モニター実施の県内企業動向調査(6月実施)の結果をみると、4~6月期の雇用DI(「過剰」-「不足」)は全産業ではマイナス36と大幅な「不足超過」だが、前期(マイナス40)からは不足幅が縮小している。産業別では、製造業のマイナス23に対して非製造業はマイナス43と、依然として差が大きい。非製造業のうち、小売業はマイナス28で前期(マイナス43)から不足幅が大きく縮小している。

こうしたことを総合的にふまえてモニターは、「人手不足感にはややバラツキもみられている」として、4~6月期の雇用を【横ばい】と判断した。

同調査によると、県内企業の7~9月期の雇用DI見通しはマイナス37で、前期比1ポイント低下と小幅な動き。モニターは7~9月期の見通しについて、「基調としては労働市場の需給は引き締まることが見込まれる」ものの、「足元の新規求人数、有効求人数は頭打ちしており、引き続き需給のミスマッチや労務コストの上昇などが労働需要の下押し要因となることも予想される」として【横ばい】と予測した。

1人あたり賃金上昇率が物価の上昇を上回った企業は2割にとどまる。

労働に関連する地域のトピックとして、モニターは6月に県内企業に実施した、賃上げ実績に関する調査の結果を報告している。それによると、2023年度に、①ベースアップ②定期昇給③一時金(インフレ手当等)支給――のいずれかを実施した企業の割合は81.6%だった。ただし従業員1人あたりの賃金上昇率が足元の物価上昇率(4.0%程度)を上回ったのは20.8%にとどまっている。

モニターは昨年12月に実施した調査で、2023年の賃上げ予定を企業に尋ねている。
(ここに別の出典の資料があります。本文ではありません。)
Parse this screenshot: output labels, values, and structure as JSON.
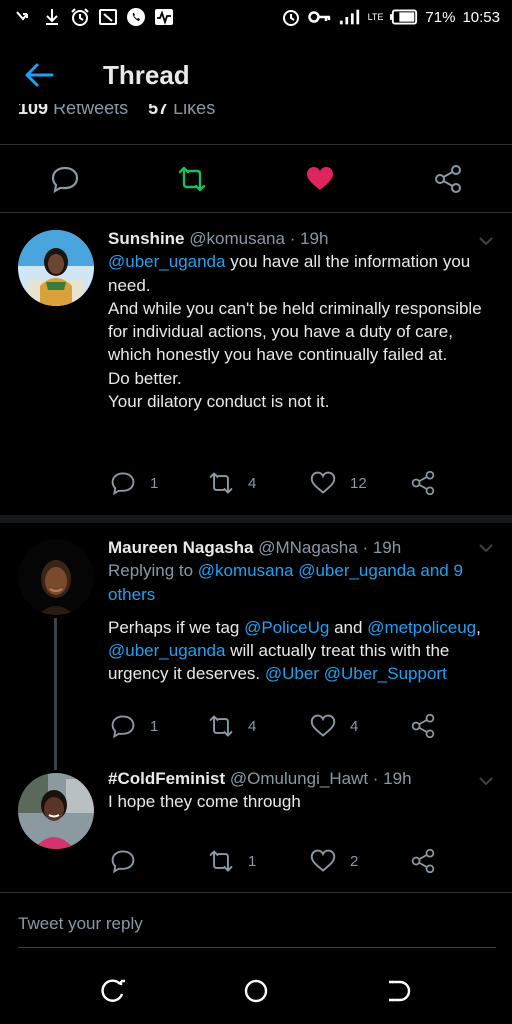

その段階で「賃上げ予定」とした回答は24.2%にとどまっており、今年6月の調査での実際の賃上げ実施割合(81.6%)とは大きな差が生じている。この結果についてモニターは「回答率の違いや賃上げの厳密な定義のなさなどから単純な比較はできない」と断ったうえで、「この間、政府主導の賃上げに対する社会的機運が醸成されたほか、新型コロナの5類移行を見据えた、経済活動正常化に伴う人手不足に対する処遇改善の必要性が一層高まったことなどから、いかなる形であれ賃上げの実施を迫られた状況がうかがえる」とコメントしている。